ピエール・デクスは、1960年代に、こうしたコラージュについてピカソに尋ねたときのことを次のように語っています。デクスが、新聞記事を挿入したのは政治的意志の表明かどうか尋ねると、ピカソは「もちろんわざとやったのだよ。それは重要な出来事で、10万人も動員したからね。それは私が戦争に反対しているということを示す私なりのやり方だったのだ」と答えました。デクスが、当時このコラージュは公には展示されていなかったと指摘すると、ピカソは「人々が後になってそれを見つけ、理解するだろうと分かっていたからね」と答えました。

この問答から分かることは、ピカソがコラージュの受容における二つの「時」を明確に区別していたということです。すなわち、制作当時の受容がきわめて限られていたのに対し、後世の美術史家には幅広い解釈の可能性が開かれていることを、ピカソは意識していたと言えます。

―第一次世界大戦という時代背景に、さまざまな芸術家の思惑が絡んでいったということでしょうか。

第一次世界大戦は、「秩序への回帰」を促す一方、既成の芸術の概念を否定するダダの運動を加速させました(マルセル・デュシャンのレディ=メイドは、すでに戦前の1913年から制作されています)。

ダダイストのアルプは、紙片を地に撒き散らして、「〈偶然の法則〉によって配置されたコラージュ」を制作しました。
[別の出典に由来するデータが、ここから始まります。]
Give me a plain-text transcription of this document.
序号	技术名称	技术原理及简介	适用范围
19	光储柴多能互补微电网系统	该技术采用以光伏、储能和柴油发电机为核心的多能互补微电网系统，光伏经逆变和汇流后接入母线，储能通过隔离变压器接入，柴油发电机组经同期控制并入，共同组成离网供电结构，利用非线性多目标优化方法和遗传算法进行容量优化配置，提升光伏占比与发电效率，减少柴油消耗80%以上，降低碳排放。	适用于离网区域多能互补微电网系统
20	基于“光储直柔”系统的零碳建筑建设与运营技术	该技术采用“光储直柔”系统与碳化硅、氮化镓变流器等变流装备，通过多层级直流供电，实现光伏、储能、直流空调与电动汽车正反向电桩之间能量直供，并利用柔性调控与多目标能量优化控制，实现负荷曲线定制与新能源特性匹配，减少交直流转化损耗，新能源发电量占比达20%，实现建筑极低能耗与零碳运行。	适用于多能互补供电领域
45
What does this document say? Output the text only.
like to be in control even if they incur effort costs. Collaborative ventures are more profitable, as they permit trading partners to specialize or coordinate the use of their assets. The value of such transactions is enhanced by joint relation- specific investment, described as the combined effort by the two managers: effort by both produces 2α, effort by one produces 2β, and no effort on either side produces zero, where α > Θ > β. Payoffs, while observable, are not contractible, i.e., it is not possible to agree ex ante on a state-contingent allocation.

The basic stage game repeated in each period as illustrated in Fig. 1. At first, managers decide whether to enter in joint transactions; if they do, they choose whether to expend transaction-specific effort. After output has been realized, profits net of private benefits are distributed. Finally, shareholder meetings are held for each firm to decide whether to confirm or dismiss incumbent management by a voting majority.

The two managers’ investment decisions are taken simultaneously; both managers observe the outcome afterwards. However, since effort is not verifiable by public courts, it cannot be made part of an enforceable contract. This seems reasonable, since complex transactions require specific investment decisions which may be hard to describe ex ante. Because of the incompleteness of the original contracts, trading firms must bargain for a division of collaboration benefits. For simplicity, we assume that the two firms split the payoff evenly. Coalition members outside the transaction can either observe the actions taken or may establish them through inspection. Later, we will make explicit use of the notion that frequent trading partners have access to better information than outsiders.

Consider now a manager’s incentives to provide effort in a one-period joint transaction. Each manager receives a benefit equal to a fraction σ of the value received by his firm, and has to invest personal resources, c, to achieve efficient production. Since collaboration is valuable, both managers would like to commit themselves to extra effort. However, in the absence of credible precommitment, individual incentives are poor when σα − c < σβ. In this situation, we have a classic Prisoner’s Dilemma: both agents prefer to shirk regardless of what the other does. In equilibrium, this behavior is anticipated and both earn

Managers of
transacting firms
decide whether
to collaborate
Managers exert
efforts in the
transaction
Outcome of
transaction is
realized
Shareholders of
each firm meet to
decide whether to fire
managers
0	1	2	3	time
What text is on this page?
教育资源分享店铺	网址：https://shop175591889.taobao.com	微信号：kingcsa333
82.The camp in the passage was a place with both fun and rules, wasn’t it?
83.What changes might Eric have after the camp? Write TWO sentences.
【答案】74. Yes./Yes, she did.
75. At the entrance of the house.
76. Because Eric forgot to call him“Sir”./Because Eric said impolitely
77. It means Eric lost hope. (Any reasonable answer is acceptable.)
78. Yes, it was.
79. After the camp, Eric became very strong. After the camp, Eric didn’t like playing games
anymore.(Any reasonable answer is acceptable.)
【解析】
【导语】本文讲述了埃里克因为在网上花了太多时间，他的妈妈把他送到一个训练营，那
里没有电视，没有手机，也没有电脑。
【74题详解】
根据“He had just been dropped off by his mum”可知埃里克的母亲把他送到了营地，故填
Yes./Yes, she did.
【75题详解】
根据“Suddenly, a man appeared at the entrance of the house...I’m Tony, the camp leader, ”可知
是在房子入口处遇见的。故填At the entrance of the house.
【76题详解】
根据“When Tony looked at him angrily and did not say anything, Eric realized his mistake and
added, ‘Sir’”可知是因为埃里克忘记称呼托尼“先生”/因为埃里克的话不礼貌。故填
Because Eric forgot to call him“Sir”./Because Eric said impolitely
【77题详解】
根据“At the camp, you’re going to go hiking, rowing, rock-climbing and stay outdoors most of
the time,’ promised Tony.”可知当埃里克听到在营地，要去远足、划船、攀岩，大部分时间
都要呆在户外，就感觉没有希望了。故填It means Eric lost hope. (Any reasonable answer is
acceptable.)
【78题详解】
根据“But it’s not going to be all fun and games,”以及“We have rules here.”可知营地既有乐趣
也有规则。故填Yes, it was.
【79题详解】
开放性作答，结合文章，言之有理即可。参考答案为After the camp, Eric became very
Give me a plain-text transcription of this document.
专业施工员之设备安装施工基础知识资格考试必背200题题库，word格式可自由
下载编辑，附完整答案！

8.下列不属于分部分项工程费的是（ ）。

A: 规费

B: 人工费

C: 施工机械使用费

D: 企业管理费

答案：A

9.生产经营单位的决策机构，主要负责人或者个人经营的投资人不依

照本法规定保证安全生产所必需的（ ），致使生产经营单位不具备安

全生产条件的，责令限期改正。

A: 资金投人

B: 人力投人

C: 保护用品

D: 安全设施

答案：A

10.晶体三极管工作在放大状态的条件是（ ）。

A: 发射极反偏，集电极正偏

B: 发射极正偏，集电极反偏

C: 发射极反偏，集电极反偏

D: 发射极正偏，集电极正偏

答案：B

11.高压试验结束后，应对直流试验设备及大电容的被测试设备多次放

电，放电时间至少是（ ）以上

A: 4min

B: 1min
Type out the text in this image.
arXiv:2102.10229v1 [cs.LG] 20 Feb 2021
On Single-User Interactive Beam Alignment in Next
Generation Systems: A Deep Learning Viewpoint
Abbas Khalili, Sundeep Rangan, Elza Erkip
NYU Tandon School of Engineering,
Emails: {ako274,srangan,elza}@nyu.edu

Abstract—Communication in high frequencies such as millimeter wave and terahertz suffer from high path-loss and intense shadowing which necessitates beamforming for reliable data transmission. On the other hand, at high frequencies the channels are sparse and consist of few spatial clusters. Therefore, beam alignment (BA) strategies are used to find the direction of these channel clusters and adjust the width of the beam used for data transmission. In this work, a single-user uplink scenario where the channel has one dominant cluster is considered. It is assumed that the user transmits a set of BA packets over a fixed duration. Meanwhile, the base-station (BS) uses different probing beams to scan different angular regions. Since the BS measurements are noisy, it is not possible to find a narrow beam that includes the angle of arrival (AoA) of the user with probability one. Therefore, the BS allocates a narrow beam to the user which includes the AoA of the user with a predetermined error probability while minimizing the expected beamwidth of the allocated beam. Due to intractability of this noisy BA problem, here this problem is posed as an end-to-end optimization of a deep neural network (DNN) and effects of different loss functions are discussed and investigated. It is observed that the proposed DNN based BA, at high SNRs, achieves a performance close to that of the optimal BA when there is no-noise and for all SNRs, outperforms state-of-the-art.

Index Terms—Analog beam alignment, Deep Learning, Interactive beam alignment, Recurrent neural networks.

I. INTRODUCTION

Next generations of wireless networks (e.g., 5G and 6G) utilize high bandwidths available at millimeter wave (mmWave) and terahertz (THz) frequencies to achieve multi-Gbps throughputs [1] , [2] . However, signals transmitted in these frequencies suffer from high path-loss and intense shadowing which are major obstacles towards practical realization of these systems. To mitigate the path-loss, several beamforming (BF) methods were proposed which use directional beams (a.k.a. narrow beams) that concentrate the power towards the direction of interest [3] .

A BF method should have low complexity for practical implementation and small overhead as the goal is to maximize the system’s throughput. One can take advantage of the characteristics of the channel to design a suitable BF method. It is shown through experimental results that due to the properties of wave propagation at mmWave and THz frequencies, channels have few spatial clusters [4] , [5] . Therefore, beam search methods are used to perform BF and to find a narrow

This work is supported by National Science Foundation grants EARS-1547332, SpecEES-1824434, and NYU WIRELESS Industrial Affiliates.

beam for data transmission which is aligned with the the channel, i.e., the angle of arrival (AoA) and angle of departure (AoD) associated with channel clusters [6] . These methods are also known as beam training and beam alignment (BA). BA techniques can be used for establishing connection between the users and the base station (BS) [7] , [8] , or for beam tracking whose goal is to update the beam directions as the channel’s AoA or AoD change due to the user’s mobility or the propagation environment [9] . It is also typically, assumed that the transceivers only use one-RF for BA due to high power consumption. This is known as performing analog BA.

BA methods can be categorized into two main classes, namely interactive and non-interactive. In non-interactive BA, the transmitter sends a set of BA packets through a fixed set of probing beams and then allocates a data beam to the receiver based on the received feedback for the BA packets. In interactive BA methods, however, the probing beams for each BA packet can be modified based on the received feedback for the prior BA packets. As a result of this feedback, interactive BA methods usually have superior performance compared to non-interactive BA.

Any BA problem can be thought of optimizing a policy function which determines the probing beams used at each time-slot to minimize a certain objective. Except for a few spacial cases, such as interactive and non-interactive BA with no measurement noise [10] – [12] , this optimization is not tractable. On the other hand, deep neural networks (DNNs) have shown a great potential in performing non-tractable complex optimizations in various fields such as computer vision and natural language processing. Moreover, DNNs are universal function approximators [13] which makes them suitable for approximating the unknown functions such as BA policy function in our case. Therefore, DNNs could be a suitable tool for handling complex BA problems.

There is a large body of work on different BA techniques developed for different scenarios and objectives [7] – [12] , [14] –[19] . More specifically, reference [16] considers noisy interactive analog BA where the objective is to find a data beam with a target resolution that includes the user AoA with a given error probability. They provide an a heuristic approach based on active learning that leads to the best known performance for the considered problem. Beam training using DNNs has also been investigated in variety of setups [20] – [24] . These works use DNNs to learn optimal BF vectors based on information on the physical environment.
ここでは、芸術家によるコントロールへのアンチテーゼとして、偶然(シュルレアリスムの場合は無意識)を意識的に用いるという戦略的な方法が取られたわけです。

第一次世界大戦は、機械・速度・ダイナミズムという未来派の美学を具現化した全体戦争であると同時に、世界の経験を断片化していくものでもありました。「断片化」による喪失を埋め合わせるべく、統一性と全体性を希求するという「綜合芸術作品」の理念が、この時代の芸術に重要となってきます。「綜合芸術作品」の理念自体は、19世紀半ばにヴァーグナーが提唱したものですが、それは未来派、ダダ、バウハウス、構成主義、シュヴィッタースの「メルツ綜合芸術作品」などに形を変えて受け継がれ、第一次世界大戦以降も多くの芸術家を魅了し続けたのです。

《本紙に写真掲載》



こうもと・まり 京都造形芸術大学比較藝術学研究センター准教授。専門は、コラージュを中心とした西洋近現代美術史。著書に『切断の時代ー20世紀におけるコラージュの美学と歴史』ブリュッケ、2007年(サントリー学芸賞、渋沢・クローデル賞ルイ・ヴィトン ジャパン特別賞受賞)がある。